Auguste Rodin

La Danaïde

bronze, 1885, Musée Rodin, Paris

En 1880, l'Etat français commande à Auguste Rodin (1840-1917) une porte monumentale pour le futur musée des Arts décoratifs. Bien qu'elle n'y fût pas intégrée, la Danaïde (1885) est l'une des 186 figures modelées en vue de l'élaboration de la Porte de l'Enfer. Le succès de l'œuvre a incité Rodin à en multiplier les exemplaires, en bronze, en marbre, et en différentes tailles.

Dans la mythologie, les Danaïdes dissimulent dans leurs cheveux l'épingle avec laquelle elles assassinent leur mari. Elles sont condamnées, aux Enfers, à remplir éternellement un tonneau percé. Dépeignant le désespoir de l'une d'elles, l'œuvre de Rodin met en scène ce motif aquatique, séducteur et mortifère. La Danaïde se situe dans une tradition iconographique de femmes nues à la chevelure ondulante, qui va d'Ève à Vénus, en passant par Marie-Madeleine. Cette parure voile et dévoile, à la fois écran et écrin, promettant la nudité tout en la dissimulant.

Le mouvement d'abandon du corps de la femme amène la toison à se défaire, dégageant la nuque, obscur objet du désir enfin révélé au regard. Offrant son dos nu au spectateur, la Danaïde invite à l'érotisme, comme jadis les belles Orientales du Bain turc d'Ingres (1862), ou plus tard le modèle du Tub d'Edgar Degas (1886).

"Ainsi est la Danaïde, qui se déverse à genoux dans sa chevelure liquide." Rainer Maria Rilke (1)

Figure aquatique, la Danaïde de Rodin est aussi séductrice que mélancolique. Elle ranime les images de Loreley et d'Ophélie, que peintres et poètes du XIXe siècle affectionnent. Sa coiffure, semblable aux ondulations de l'eau et aux arabesques lacrymales, est l'expression d'une féminité ambivalente. Beauté fatale vouée au supplice, elle vogue entre les eaux d'Éros et celles de Thanatos.
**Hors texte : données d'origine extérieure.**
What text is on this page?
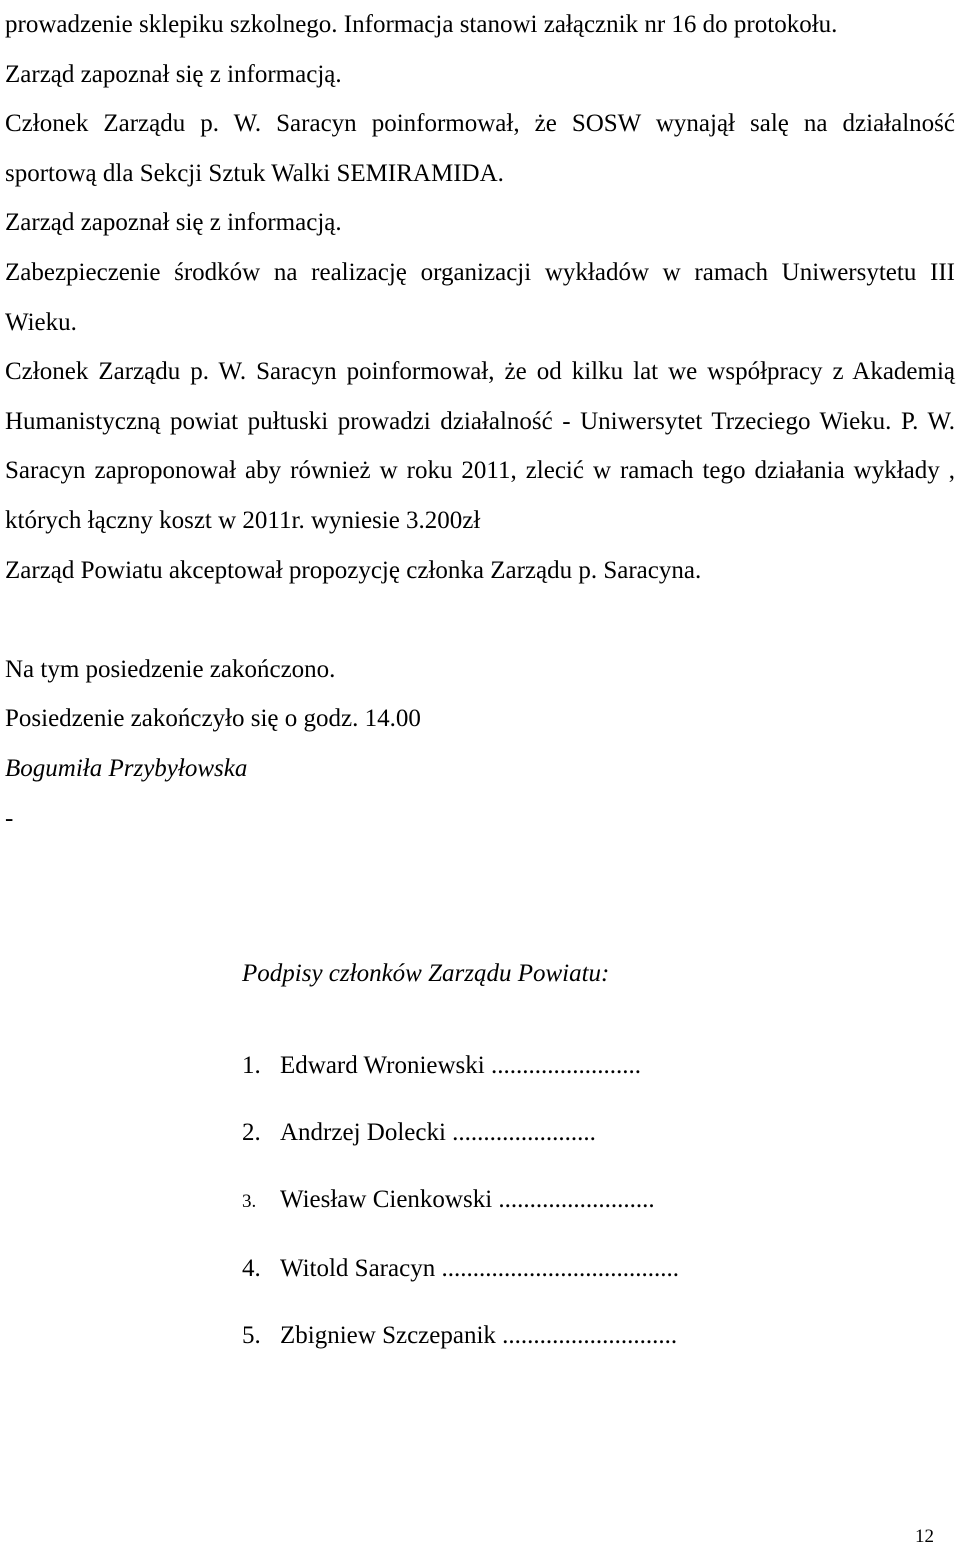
prowadzenie sklepiku szkolnego. Informacja stanowi załącznik nr 16 do protokołu.

Zarząd zapoznał się z informacją.

Członek Zarządu p. W. Saracyn poinformował, że SOSW wynajął salę na działalność sportową dla Sekcji Sztuk Walki SEMIRAMIDA.

Zarząd zapoznał się z informacją.

Zabezpieczenie środków na realizację organizacji wykładów w ramach Uniwersytetu III Wieku.

Członek Zarządu p. W. Saracyn poinformował, że od kilku lat we współpracy z Akademią Humanistyczną powiat pułtuski prowadzi działalność - Uniwersytet Trzeciego Wieku. P. W. Saracyn zaproponował aby również w roku 2011, zlecić w ramach tego działania wykłady , których łączny koszt w 2011r. wyniesie 3.200zł

Zarząd Powiatu akceptował propozycję członka Zarządu p. Saracyna.

Na tym posiedzenie zakończono.

Posiedzenie zakończyło się o godz. 14.00

Bogumiła Przybyłowska

-

Podpisy członków Zarządu Powiatu:

1. Edward Wroniewski ........................
2. Andrzej Dolecki .......................
3. Wiesław Cienkowski .........................
4. Witold Saracyn ......................................
5. Zbigniew Szczepanik ............................
12
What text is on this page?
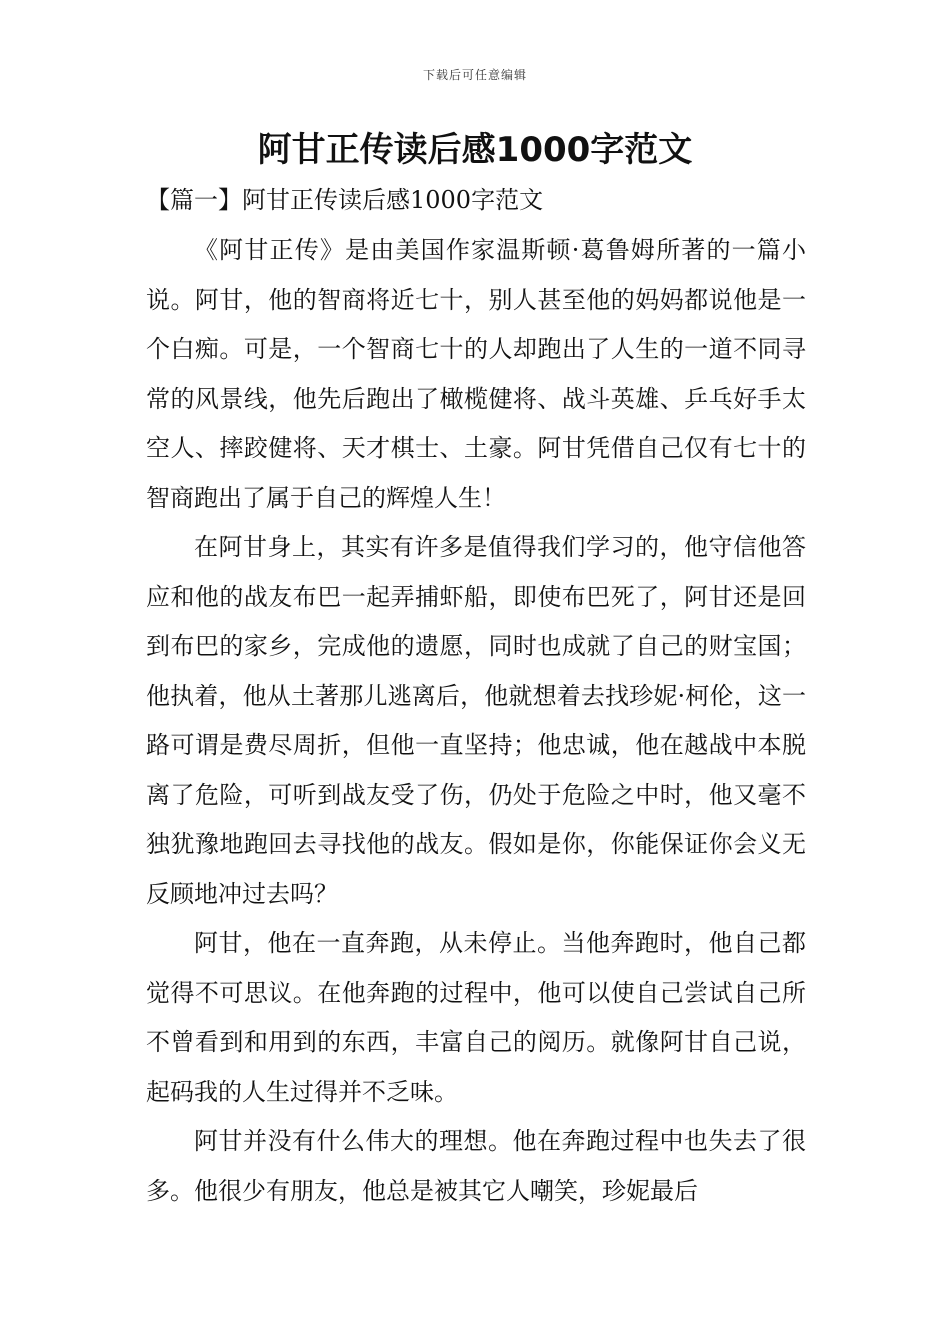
下载后可任意编辑
阿甘正传读后感1000字范文
【篇一】阿甘正传读后感1000字范文

《阿甘正传》是由美国作家温斯顿·葛鲁姆所著的一篇小说。阿甘，他的智商将近七十，别人甚至他的妈妈都说他是一个白痴。可是，一个智商七十的人却跑出了人生的一道不同寻常的风景线，他先后跑出了橄榄健将、战斗英雄、乒乓好手太空人、摔跤健将、天才棋士、土豪。阿甘凭借自己仅有七十的智商跑出了属于自己的辉煌人生！

在阿甘身上，其实有许多是值得我们学习的，他守信他答应和他的战友布巴一起弄捕虾船，即使布巴死了，阿甘还是回到布巴的家乡，完成他的遗愿，同时也成就了自己的财宝国；他执着，他从土著那儿逃离后，他就想着去找珍妮·柯伦，这一路可谓是费尽周折，但他一直坚持；他忠诚，他在越战中本脱离了危险，可听到战友受了伤，仍处于危险之中时，他又毫不独犹豫地跑回去寻找他的战友。假如是你，你能保证你会义无反顾地冲过去吗？

阿甘，他在一直奔跑，从未停止。当他奔跑时，他自己都觉得不可思议。在他奔跑的过程中，他可以使自己尝试自己所不曾看到和用到的东西，丰富自己的阅历。就像阿甘自己说，起码我的人生过得并不乏味。

阿甘并没有什么伟大的理想。他在奔跑过程中也失去了很多。他很少有朋友，他总是被其它人嘲笑，珍妮最后
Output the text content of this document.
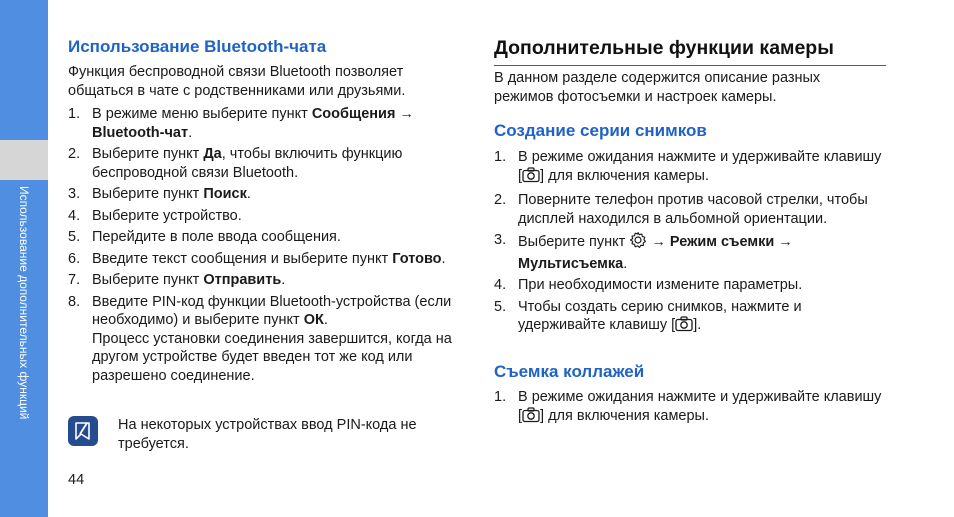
Использование дополнительных функций
Использование Bluetooth-чата

Функция беспроводной связи Bluetooth позволяет общаться в чате с родственниками или друзьями.

1. В режиме меню выберите пункт Сообщения → Bluetooth-чат.
2. Выберите пункт Да, чтобы включить функцию беспроводной связи Bluetooth.
3. Выберите пункт Поиск.
4. Выберите устройство.
5. Перейдите в поле ввода сообщения.
6. Введите текст сообщения и выберите пункт Готово.
7. Выберите пункт Отправить.
8. Введите PIN-код функции Bluetooth-устройства (если необходимо) и выберите пункт ОК.
Процесс установки соединения завершится, когда на другом устройстве будет введен тот же код или разрешено соединение.
На некоторых устройствах ввод PIN-кода не требуется.
Дополнительные функции камеры

В данном разделе содержится описание разных режимов фотосъемки и настроек камеры.

Создание серии снимков
1. В режиме ожидания нажмите и удерживайте клавишу [ ] для включения камеры.
2. Поверните телефон против часовой стрелки, чтобы дисплей находился в альбомной ориентации.
3. Выберите пункт  → Режим съемки → Мультисъемка.
4. При необходимости измените параметры.
5. Чтобы создать серию снимков, нажмите и удерживайте клавишу [ ].
Съемка коллажей
1. В режиме ожидания нажмите и удерживайте клавишу [ ] для включения камеры.
44
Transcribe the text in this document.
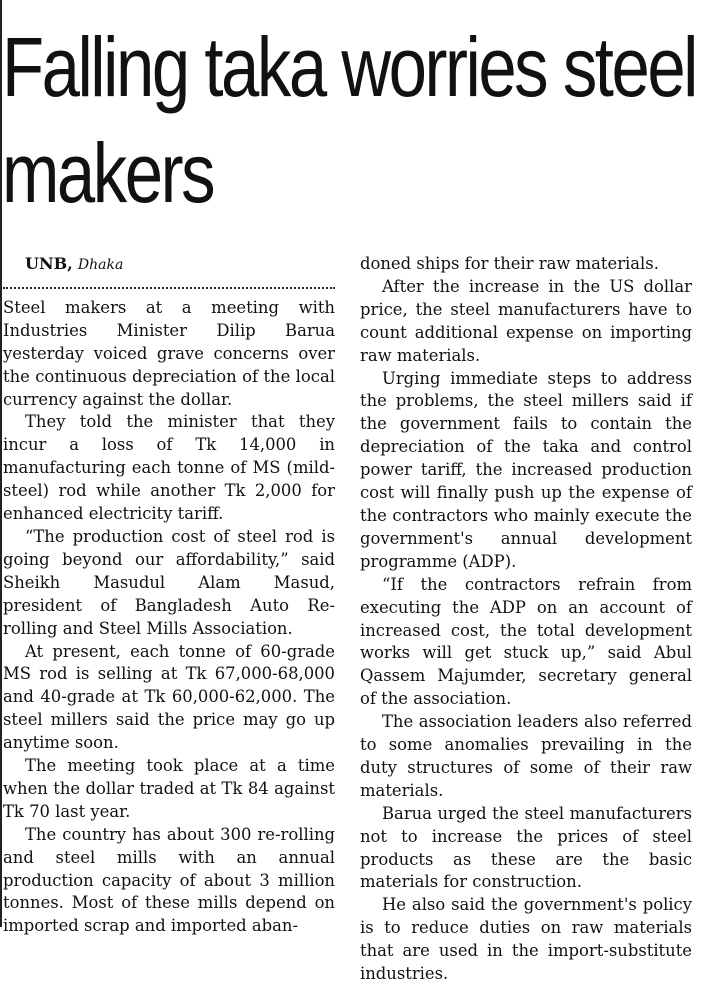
Falling taka worries steel makers

UNB, Dhaka

Steel makers at a meeting with Industries Minister Dilip Barua yesterday voiced grave concerns over the continuous depreciation of the local currency against the dollar.

They told the minister that they incur a loss of Tk 14,000 in manufacturing each tonne of MS (mild-steel) rod while another Tk 2,000 for enhanced electricity tariff.

“The production cost of steel rod is going beyond our affordability,” said Sheikh Masudul Alam Masud, president of Bangladesh Auto Re-rolling and Steel Mills Association.

At present, each tonne of 60-grade MS rod is selling at Tk 67,000-68,000 and 40-grade at Tk 60,000-62,000. The steel millers said the price may go up anytime soon.

The meeting took place at a time when the dollar traded at Tk 84 against Tk 70 last year.

The country has about 300 re-rolling and steel mills with an annual production capacity of about 3 million tonnes. Most of these mills depend on imported scrap and imported aban-

doned ships for their raw materials.

After the increase in the US dollar price, the steel manufacturers have to count additional expense on importing raw materials.

Urging immediate steps to address the problems, the steel millers said if the government fails to contain the depreciation of the taka and control power tariff, the increased production cost will finally push up the expense of the contractors who mainly execute the government's annual development programme (ADP).

“If the contractors refrain from executing the ADP on an account of increased cost, the total development works will get stuck up,” said Abul Qassem Majumder, secretary general of the association.

The association leaders also referred to some anomalies prevailing in the duty structures of some of their raw materials.

Barua urged the steel manufacturers not to increase the prices of steel products as these are the basic materials for construction.

He also said the government's policy is to reduce duties on raw materials that are used in the import-substitute industries.
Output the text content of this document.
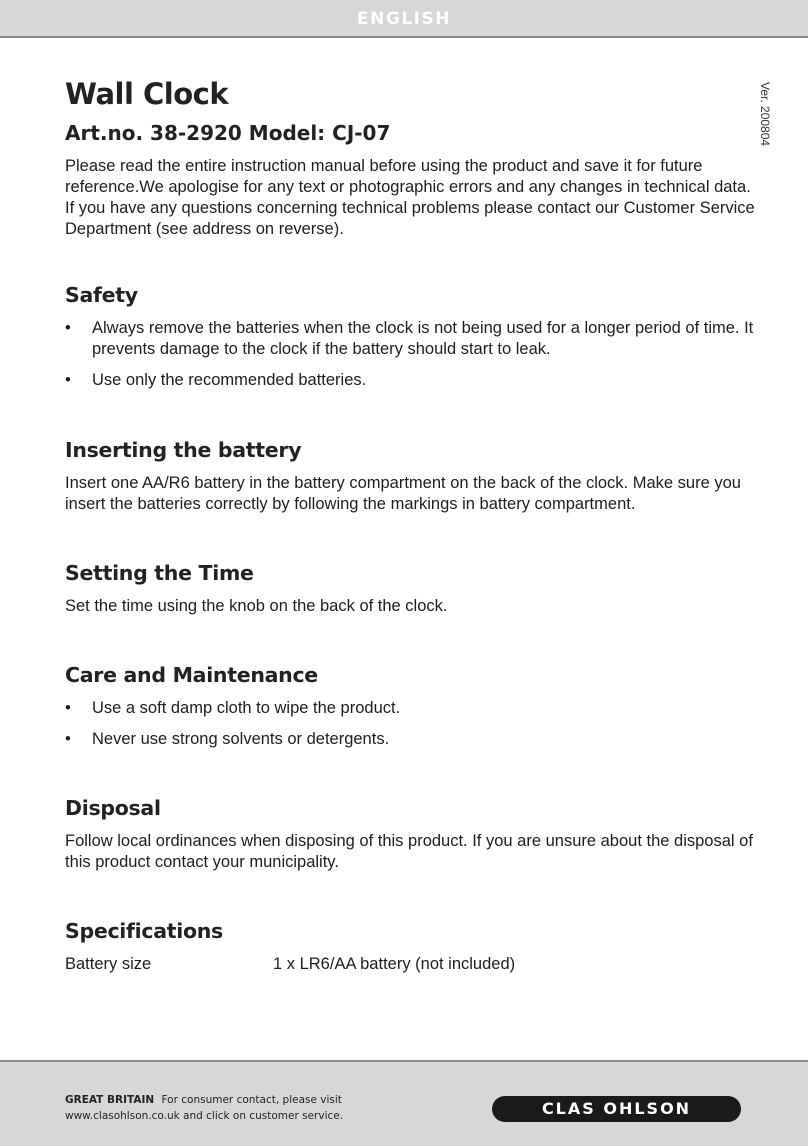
ENGLISH
Ver. 200804
Wall Clock
Art.no. 38-2920 Model: CJ-07

Please read the entire instruction manual before using the product and save it for future reference.We apologise for any text or photographic errors and any changes in technical data. If you have any questions concerning technical problems please contact our Customer Service Department (see address on reverse).

Safety
• Always remove the batteries when the clock is not being used for a longer period of time. It prevents damage to the clock if the battery should start to leak.
• Use only the recommended batteries.
Inserting the battery

Insert one AA/R6 battery in the battery compartment on the back of the clock. Make sure you insert the batteries correctly by following the markings in battery compartment.

Setting the Time

Set the time using the knob on the back of the clock.

Care and Maintenance
• Use a soft damp cloth to wipe the product.
• Never use strong solvents or detergents.
Disposal

Follow local ordinances when disposing of this product. If you are unsure about the disposal of this product contact your municipality.

Specifications
Battery size	1 x LR6/AA battery (not included)
GREAT BRITAIN For consumer contact, please visit www.clasohlson.co.uk and click on customer service.	CLAS OHLSON
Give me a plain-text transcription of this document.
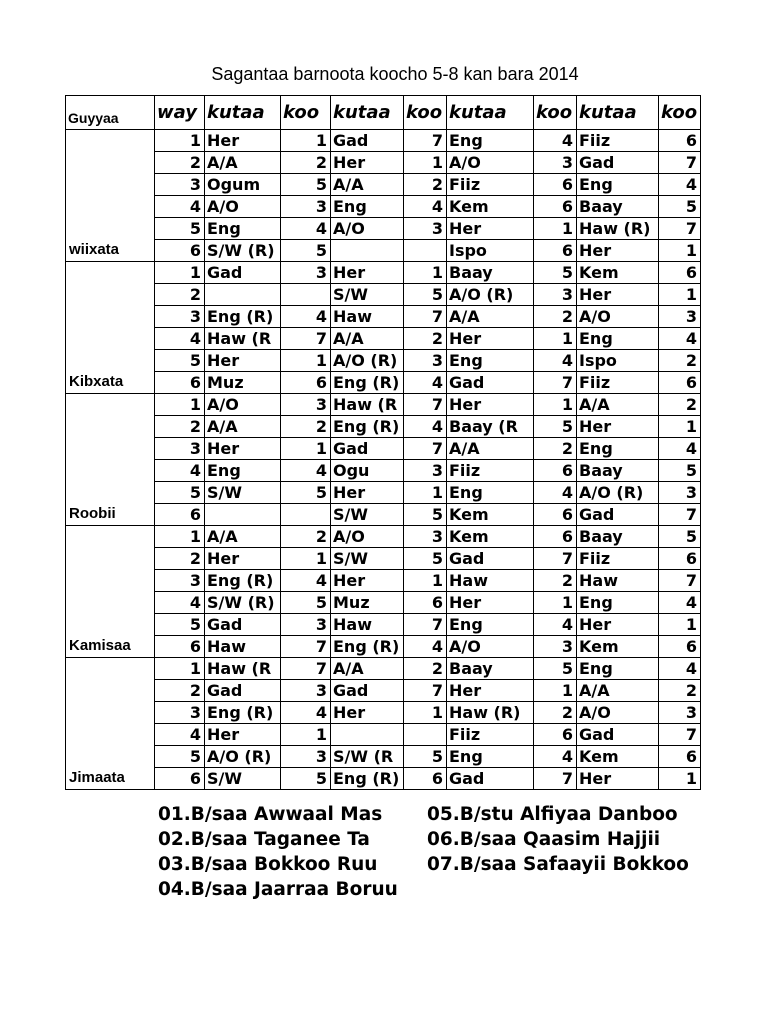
Sagantaa barnoota koocho 5-8 kan bara 2014
Guyyaa	way	kutaa	koo	kutaa	koo	kutaa	koo	kutaa	koo
wiixata	1	Her	1	Gad	7	Eng	4	Fiiz	6
	2	A/A	2	Her	1	A/O	3	Gad	7
	3	Ogum	5	A/A	2	Fiiz	6	Eng	4
	4	A/O	3	Eng	4	Kem	6	Baay	5
	5	Eng	4	A/O	3	Her	1	Haw (R)	7
	6	S/W (R)	5			Ispo	6	Her	1
Kibxata	1	Gad	3	Her	1	Baay	5	Kem	6
	2			S/W	5	A/O (R)	3	Her	1
	3	Eng (R)	4	Haw	7	A/A	2	A/O	3
	4	Haw (R	7	A/A	2	Her	1	Eng	4
	5	Her	1	A/O (R)	3	Eng	4	Ispo	2
	6	Muz	6	Eng (R)	4	Gad	7	Fiiz	6
Roobii	1	A/O	3	Haw (R	7	Her	1	A/A	2
	2	A/A	2	Eng (R)	4	Baay (R	5	Her	1
	3	Her	1	Gad	7	A/A	2	Eng	4
	4	Eng	4	Ogu	3	Fiiz	6	Baay	5
	5	S/W	5	Her	1	Eng	4	A/O (R)	3
	6			S/W	5	Kem	6	Gad	7
Kamisaa	1	A/A	2	A/O	3	Kem	6	Baay	5
	2	Her	1	S/W	5	Gad	7	Fiiz	6
	3	Eng (R)	4	Her	1	Haw	2	Haw	7
	4	S/W (R)	5	Muz	6	Her	1	Eng	4
	5	Gad	3	Haw	7	Eng	4	Her	1
	6	Haw	7	Eng (R)	4	A/O	3	Kem	6
Jimaata	1	Haw (R	7	A/A	2	Baay	5	Eng	4
	2	Gad	3	Gad	7	Her	1	A/A	2
	3	Eng (R)	4	Her	1	Haw (R)	2	A/O	3
	4	Her	1			Fiiz	6	Gad	7
	5	A/O (R)	3	S/W (R	5	Eng	4	Kem	6
	6	S/W	5	Eng (R)	6	Gad	7	Her	1
01.B/saa Awwaal Mas
02.B/saa Taganee Ta
03.B/saa Bokkoo Ruu
04.B/saa Jaarraa Boruu
05.B/stu Alfiyaa Danboo
06.B/saa Qaasim Hajjii
07.B/saa Safaayii Bokkoo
"Le visage se perd dans la pierre comme dans un grand sanglot, vers la main enchâssée dans l'éternité glacée du bloc." Rainer Maria Rilke (1)

La Danaïde émerge de la matière, qui se métamorphose sous le geste de l'artiste. Sa chevelure fait passer de la pierre rudement marquetée à la douceur des courbes de son corps.

(1) Rainer Maria Rilke, Rodin (Saint-Rémy-lès-Chevreuse : Autour de Rodin, 1999), p. 74.

Le Bain turc
Jean-Auguste-Dominique Ingres - Le Bain turc - 1862
Ophélie
Auguste Préault - Ophélie - 1876
Déambulation au musée Rodin
Chevelure mortifère
"Le seul morceau de toi que je pouvais regarder sans être vu..."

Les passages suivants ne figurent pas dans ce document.